Many fond memories are associated with “Roundabout” for me, and they’re mostly related to art. I loved painting and drawing when I was young, something that I continued to do into my late twenties, playing with paints and styles. I typically put music on, and then went to town. Regular favorites cropped up. In the early days, my music was on vinyl. I had an open reel system, so I recorded a painting tape. Multiple Yes songs made it to the tape. Looking back, I realize that progressive-rock and blues dominated it.

Alright, stop writing, Michael. Here’s “Roundabout”.

Tuesday’s Theme Music

Today’s song is a natural for the times. I started to add, IMO – in my opinion – but isn’t that redundant? This is my post, so it should be my opinion. Yet, I took the time to writesplain that to you.

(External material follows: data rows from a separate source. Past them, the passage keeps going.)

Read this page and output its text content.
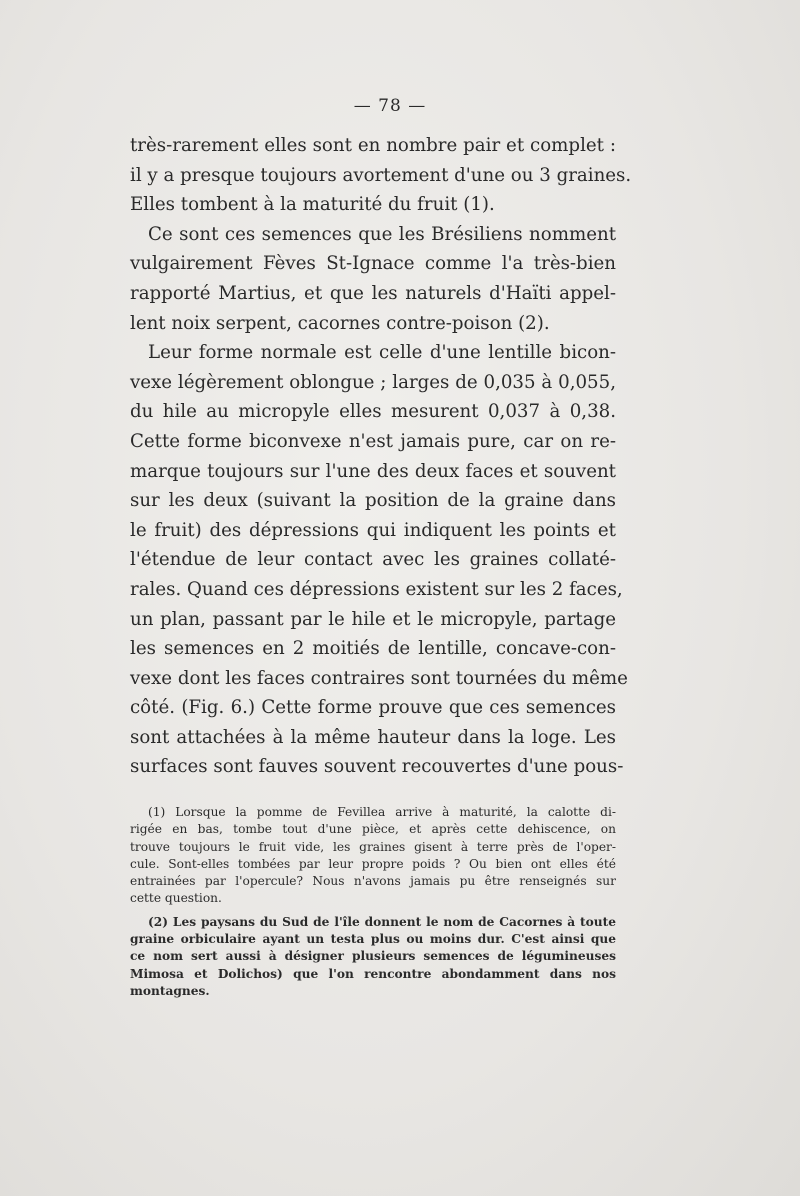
— 78 —
très-rarement elles sont en nombre pair et complet :
il y a presque toujours avortement d'une ou 3 graines.
Elles tombent à la maturité du fruit (1).
Ce sont ces semences que les Brésiliens nomment
vulgairement Fèves St-Ignace comme l'a très-bien
rapporté Martius, et que les naturels d'Haïti appel-
lent noix serpent, cacornes contre-poison (2).
Leur forme normale est celle d'une lentille bicon-
vexe légèrement oblongue ; larges de 0,035 à 0,055,
du hile au micropyle elles mesurent 0,037 à 0,38.
Cette forme biconvexe n'est jamais pure, car on re-
marque toujours sur l'une des deux faces et souvent
sur les deux (suivant la position de la graine dans
le fruit) des dépressions qui indiquent les points et
l'étendue de leur contact avec les graines collaté-
rales. Quand ces dépressions existent sur les 2 faces,
un plan, passant par le hile et le micropyle, partage
les semences en 2 moitiés de lentille, concave-con-
vexe dont les faces contraires sont tournées du même
côté. (Fig. 6.) Cette forme prouve que ces semences
sont attachées à la même hauteur dans la loge. Les
surfaces sont fauves souvent recouvertes d'une pous-
(1) Lorsque la pomme de Fevillea arrive à maturité, la calotte di-
rigée en bas, tombe tout d'une pièce, et après cette dehiscence, on
trouve toujours le fruit vide, les graines gisent à terre près de l'oper-
cule. Sont-elles tombées par leur propre poids ? Ou bien ont elles été
entrainées par l'opercule? Nous n'avons jamais pu être renseignés sur
cette question.
(2) Les paysans du Sud de l'île donnent le nom de Cacornes à toute
graine orbiculaire ayant un testa plus ou moins dur. C'est ainsi que
ce nom sert aussi à désigner plusieurs semences de légumineuses
Mimosa et Dolichos) que l'on rencontre abondamment dans nos
montagnes.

Ten Years After released “I’d Love to Change the World” in 1971 as a response to the violence, protests, emerging counter-culture, resistant establishment, and war. Gosh, does any of that have any echos in today’s world? Naw, probably just me.

Like most of TYA’s offerings, the song features some powerful Alvin Lee guitar work, which is always good to hear. Beyond the rock essence of guitar and dream, these lyrics, and how they’re presented in the song, plaintive, accepting, and reflective, spoke to me as a fifteen-year-old when the song came out, but still talks to me as a sixty-three-year-old.

I’d love to change the world

But I don’t know what to do.

So I’ll leave it up to you.

I think most of us want to change the world. We also know what to do, but it’s an embattled, relentless, and exhausting process. It seems more so in the Internet era, where lies and bullshit gains instant traction and never seems to die, like the Terminator rising again and again.

So I’ll leave it up to you.


A beard and mustache like smudges on the face

long and thick brown hair pinned up to play baseball

faded bell-bottom blue jeans with a large hole in the rear

and no undies underneath

white high-top canvas shoes

hand-painted fluorescent orange

a worn white tee-shirt with a green marijuana leaf in the center of the chest

under by a torn military fatigue shirt signed by everyone met

worn open like a jacket

quoting Asimov, Clapton, Kirk, and Clemente

reading Leary, Chekov, Dumas, Tolkien, Heller, and Knowles

listening to the Stones, Humble Pie, Cream, Jimi, Janis, and Bob

dancing to Sly, Chicago, Three Dog Night, and EW&F

runnin’, walkin’ and bikin’ to go anywhere and everywhere

through any weather and across any terrain

That’s the fourteen-year-old that I remember.